Mündliche Prüfungen – ein Examinator erzählt

Sind Sie in Gedanken schon bei Ihren mündlichen Prüfungen? Erfahren Sie hier die Meinungen eines langjährig erprobten Examinators zu dem Thema:

Rebecca Eichhorn

25. Juni 2021

Herr Kupfer, bei den internen Vorprüfungen prüfen Sie ja nicht nur, sondern geben auch Tipps zum Prüfungsverhalten an den Abschlussprüfungen. Welches sind die häufigsten Fehler, die Sie beobachten?

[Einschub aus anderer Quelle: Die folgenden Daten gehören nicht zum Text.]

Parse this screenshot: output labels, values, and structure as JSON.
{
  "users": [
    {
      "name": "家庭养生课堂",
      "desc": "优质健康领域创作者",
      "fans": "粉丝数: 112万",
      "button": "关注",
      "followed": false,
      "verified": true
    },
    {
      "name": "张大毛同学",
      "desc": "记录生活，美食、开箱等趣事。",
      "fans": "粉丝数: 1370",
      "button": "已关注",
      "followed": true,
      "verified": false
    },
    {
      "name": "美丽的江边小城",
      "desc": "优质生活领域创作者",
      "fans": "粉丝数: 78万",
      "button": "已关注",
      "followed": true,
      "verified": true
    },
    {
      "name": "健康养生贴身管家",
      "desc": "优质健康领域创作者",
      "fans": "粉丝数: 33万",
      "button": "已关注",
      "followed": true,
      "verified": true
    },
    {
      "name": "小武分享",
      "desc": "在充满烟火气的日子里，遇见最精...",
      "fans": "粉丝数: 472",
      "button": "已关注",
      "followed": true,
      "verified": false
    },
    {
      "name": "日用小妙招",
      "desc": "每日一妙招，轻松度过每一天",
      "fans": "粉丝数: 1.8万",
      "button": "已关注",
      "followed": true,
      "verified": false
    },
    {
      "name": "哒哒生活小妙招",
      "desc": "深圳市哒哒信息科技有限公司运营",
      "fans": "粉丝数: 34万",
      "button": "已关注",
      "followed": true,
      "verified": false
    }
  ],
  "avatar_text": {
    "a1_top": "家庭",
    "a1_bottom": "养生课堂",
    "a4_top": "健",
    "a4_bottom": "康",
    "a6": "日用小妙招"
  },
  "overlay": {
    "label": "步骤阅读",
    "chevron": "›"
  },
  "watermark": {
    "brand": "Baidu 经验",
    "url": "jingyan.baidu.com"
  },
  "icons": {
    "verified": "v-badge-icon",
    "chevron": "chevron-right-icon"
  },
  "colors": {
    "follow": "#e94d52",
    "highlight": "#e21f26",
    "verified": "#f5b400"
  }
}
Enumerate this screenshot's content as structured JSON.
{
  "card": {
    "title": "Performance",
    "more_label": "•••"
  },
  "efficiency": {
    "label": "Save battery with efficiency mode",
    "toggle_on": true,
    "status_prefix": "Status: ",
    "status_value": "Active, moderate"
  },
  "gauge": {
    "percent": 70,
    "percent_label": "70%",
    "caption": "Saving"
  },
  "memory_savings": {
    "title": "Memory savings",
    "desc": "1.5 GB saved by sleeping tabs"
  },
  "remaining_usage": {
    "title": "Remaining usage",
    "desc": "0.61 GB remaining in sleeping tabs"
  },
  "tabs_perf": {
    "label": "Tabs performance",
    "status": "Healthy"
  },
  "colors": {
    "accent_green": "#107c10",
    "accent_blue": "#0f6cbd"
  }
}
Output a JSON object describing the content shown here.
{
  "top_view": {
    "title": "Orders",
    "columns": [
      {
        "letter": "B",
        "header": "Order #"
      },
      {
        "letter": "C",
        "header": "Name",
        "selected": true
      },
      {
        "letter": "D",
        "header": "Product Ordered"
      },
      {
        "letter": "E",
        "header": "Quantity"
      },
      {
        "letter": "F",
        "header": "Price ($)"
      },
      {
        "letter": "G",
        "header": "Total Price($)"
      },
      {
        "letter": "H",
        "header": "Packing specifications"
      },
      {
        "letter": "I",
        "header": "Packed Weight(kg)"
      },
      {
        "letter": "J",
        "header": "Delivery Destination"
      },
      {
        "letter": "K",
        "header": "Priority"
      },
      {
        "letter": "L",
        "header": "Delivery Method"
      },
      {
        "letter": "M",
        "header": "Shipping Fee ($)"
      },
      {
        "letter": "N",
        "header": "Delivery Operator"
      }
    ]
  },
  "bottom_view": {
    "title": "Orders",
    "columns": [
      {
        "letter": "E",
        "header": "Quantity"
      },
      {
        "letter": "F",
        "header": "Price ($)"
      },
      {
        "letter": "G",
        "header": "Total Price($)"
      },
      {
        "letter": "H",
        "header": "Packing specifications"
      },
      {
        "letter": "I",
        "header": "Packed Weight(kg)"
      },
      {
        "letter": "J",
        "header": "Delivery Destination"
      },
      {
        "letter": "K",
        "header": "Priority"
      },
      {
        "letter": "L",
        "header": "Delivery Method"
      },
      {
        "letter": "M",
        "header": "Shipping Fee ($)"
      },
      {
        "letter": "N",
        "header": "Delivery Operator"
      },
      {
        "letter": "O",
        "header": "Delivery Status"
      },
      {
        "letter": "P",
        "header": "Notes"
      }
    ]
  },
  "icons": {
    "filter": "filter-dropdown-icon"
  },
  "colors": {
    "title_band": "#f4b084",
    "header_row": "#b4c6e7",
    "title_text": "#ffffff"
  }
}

«Zuerst einmal kann das allgemeine Auftreten den Prüfungseinstieg negativ beeinflussen: Kandidierende im Freizeitlook mit Trinkflasche in der Hand signalisieren nicht, dass ihnen die Prüfung wichtig ist und dass sie ihr Bestes geben möchten. Bei der Prüfung selbst beobachte ich immer wieder, dass  Kandidierende nicht nachfragen, wenn sie eine Frage nicht verstanden haben, und nicht sagen, dass sie zum gefragten Stoff nichts beitragen können. Damit geht wertvolle Prüfungszeit verloren. Auch gibt es immer wieder Kandidierende, die Fachbegriffe verwenden, deren genaue Bedeutung ihnen gar nicht klar ist. Dabei kann man sicher sein: Hier fragt der Examinator nach. Schwierig ist es auch, wenn die Antworten unstrukturiert daherkommen und ich als Prüfender zuerst zum Bündeln und ‹Büscheln› anregen muss. Und etwas, das ich persönlich nicht sehr schätze: Wenn Kandidierende meine Fragen kommentieren, statt einfach zu antworten.»

Die Nervosität ist bei manchen Kandidierenden sehr gross: Wie reagieren Sie, wenn Sie bemerken, dass jemand so nervös ist, dass er oder sie kaum Antwort geben kann?

«Ich begegne den Kandidierenden mit noch grösserem Respekt und nehme sie sehr ernst: Wenn der Redefluss stockt, frage ich nach: ‹Möchten Sie noch etwas sagen?› Ich selbst stelle meine Frage nur angekündigt: ‹Darf ich fragen, …›. Die Kandidierenden sollen merken, dass sie die Prüfung mitbestimmen können, dass sie nicht nur Opfer sind. Wenn nötig wechsle ich zu allgemeinen Fragen und versuche so, den Einstieg zu ermöglichen. Ich frage zuerst bei Themen nach, bei denen Antworten kommen. Wichtig ist auch, den Kandidierenden zu signalisieren, dass man nicht alles wissen kann. Bei den internen Vorprüfungen gibt es im Anschluss an die mündliche Prüfung eine Rückmeldung zum Prüfungsverhalten. Ich frage dabei immer zuerst, wie sich die Kandidierenden gefühlt haben, bevor ich eine Rückmeldung gebe. Dies hilft, Ängste in späteren Prüfungssituationen abzubauen. Und wichtig ist mir auch: Ich lasse die Kandidierenden immer ausreden!»

Welchen Rat würden Sie zukünftigen Kandidierenden für mündliche Prüfungen zusätzlich mit auf den Weg geben?

«Ganz wichtig: Lernen Sie nicht bis unmittelbar vor der Prüfung! Hören Sie am Vortag damit auf, denn das Gelernte muss verarbeitet werden können. Geben Sie nie auf! Bleiben Sie die ganze Prüfung lang konzentriert, und hören Sie weiter zu, denn es kann sein, dass Sie den Faden wieder aufnehmen können. Die Prüfenden wollen wissen, was Sie können – nicht, was Sie nicht können. Brechen Sie eine Prüfung deshalb auch nie ab! Es können immer noch Fragen kommen, auf die Sie Antworten wissen.»